Meetings have a bad reputation but, like them or not, they are a necessary part of the creative process - to share information, collaborate and keep projects on track. Follow our simple rules to make your meetings more efficient and productive.
Respect the meeting start time
Start the meeting exactly when it’s supposed to start. If you wait for people who are five, ten or even fifteen minutes late, you are establishing a precedent that it’s okay to be late.
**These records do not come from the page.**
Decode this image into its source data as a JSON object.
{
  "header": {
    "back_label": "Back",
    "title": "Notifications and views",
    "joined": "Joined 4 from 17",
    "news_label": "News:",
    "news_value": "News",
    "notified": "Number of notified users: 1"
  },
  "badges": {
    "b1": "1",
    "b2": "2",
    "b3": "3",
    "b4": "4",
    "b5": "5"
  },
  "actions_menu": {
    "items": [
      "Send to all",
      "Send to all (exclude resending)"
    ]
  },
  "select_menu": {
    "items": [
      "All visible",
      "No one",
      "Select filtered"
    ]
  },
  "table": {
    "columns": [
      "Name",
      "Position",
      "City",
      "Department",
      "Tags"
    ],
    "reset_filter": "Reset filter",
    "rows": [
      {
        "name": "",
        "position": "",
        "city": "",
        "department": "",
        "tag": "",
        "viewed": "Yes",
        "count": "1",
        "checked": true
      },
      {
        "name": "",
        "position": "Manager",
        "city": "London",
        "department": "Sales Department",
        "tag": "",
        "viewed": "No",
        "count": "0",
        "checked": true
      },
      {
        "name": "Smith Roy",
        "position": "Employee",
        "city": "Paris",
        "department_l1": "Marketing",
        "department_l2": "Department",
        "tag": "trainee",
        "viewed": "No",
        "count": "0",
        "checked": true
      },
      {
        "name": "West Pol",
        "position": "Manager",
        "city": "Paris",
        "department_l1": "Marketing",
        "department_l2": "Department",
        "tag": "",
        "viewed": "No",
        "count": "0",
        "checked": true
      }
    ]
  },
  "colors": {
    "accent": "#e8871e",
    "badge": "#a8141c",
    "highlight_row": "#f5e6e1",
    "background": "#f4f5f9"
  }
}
If a topic comes up that needs more discussion, but it’s better to break that off into a separate meeting, take a moment to say that. Then assign someone the task of making sure that meeting gets set up.
Stick to the agenda
Stick to your agenda and keep things moving, otherwise people presenting later in the meeting will get shortchanged or your meeting will run long.
End the meeting on time
There will be members of your group who need to get back to work or attend other meetings, so make sure your meeting ends when it was scheduled. Or even better, end the meeting early!
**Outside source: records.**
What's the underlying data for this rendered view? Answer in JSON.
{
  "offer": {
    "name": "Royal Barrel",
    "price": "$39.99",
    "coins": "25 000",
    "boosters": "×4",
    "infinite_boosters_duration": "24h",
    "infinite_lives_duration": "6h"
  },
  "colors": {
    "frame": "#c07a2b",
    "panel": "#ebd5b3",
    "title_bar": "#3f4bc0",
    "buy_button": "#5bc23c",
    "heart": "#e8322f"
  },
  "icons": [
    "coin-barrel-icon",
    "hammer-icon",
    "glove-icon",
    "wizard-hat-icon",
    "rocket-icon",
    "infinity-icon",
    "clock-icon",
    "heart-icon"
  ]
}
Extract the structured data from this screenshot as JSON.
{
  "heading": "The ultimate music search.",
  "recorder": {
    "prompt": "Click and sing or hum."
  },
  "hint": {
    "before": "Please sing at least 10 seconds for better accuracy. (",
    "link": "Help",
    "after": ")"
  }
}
If you’re running the meeting, be engaged and listen at all times. If you don’t you’ll not only miss important information, you’ll embarrass yourself when you’re caught off guard.
No phones allowed
‘People who use mobile devices during meetings’ was the #1 complaint when we conducted an online survey about business meetings. Besides that, we can all see you staring your phone under the table and it’s rude.
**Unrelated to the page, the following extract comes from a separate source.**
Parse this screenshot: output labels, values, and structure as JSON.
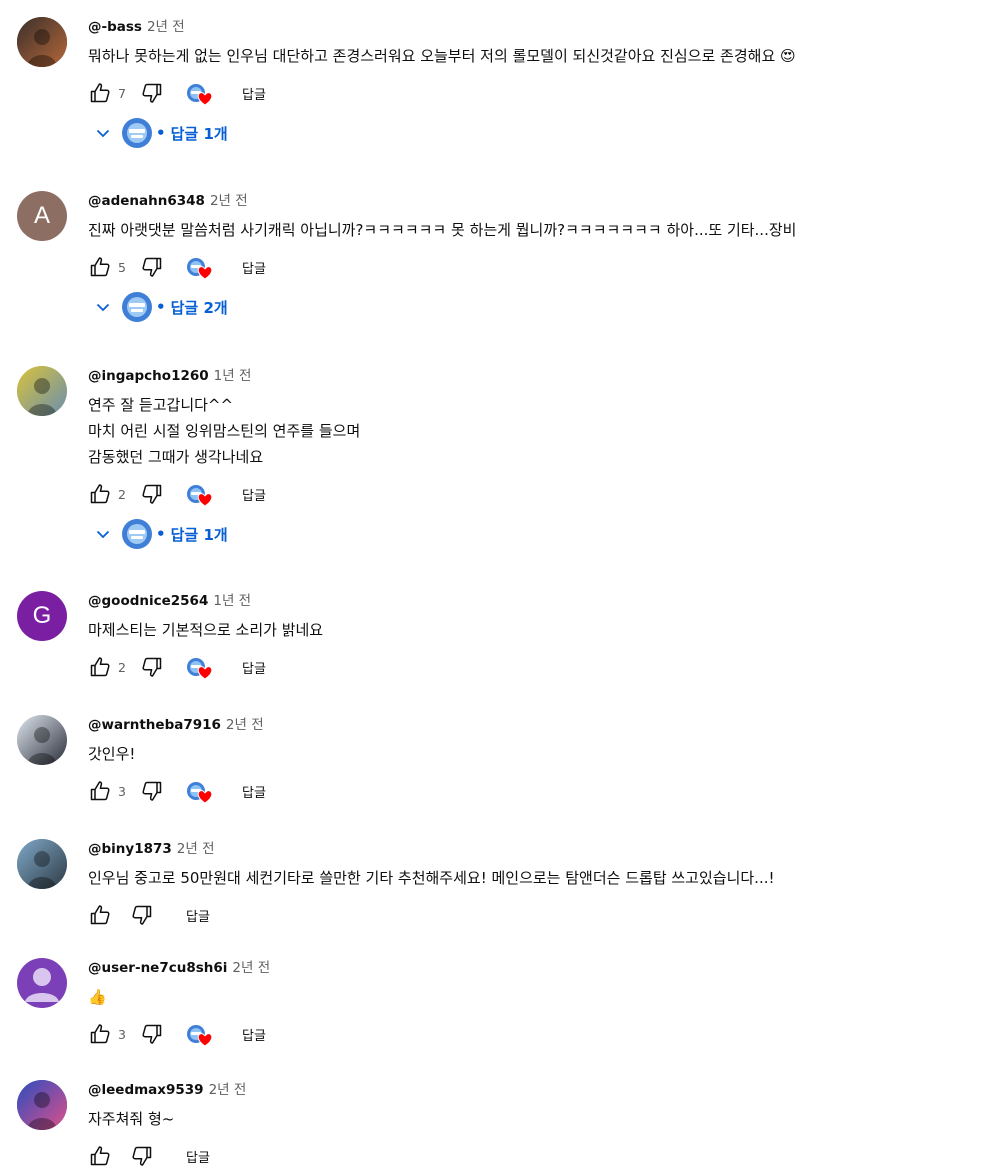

Let people finish what they’re saying before you ask a question or contribute your own thoughts. As the meeting leader, you should also correct people who interrupt others when they’re speaking.
Check the tech
It’s frustrating when a meeting can’t start on time because group members can’t see the presentation or talk to each other. If you need to use collaborative tools during your meeting, give yourself enough time to figure out the technology in advance.
Don’t read your slides
Don’t read the agenda or any other supplemental materials, including presentation slides, out loud to your audience. Your role is to condense the information and tell a story.
Let people prepare
If you’re going to send out supplemental information and you expect people to review it in advance, make sure you give people enough time to go over it. If you send out a document five minutes in advance, no one will have time to review it.
Make it necessary
The best thing you can do to make your meetings more productive is to only hold them when you really need them. Cancel meetings, even recurring ones, if there is nothing to be discussed.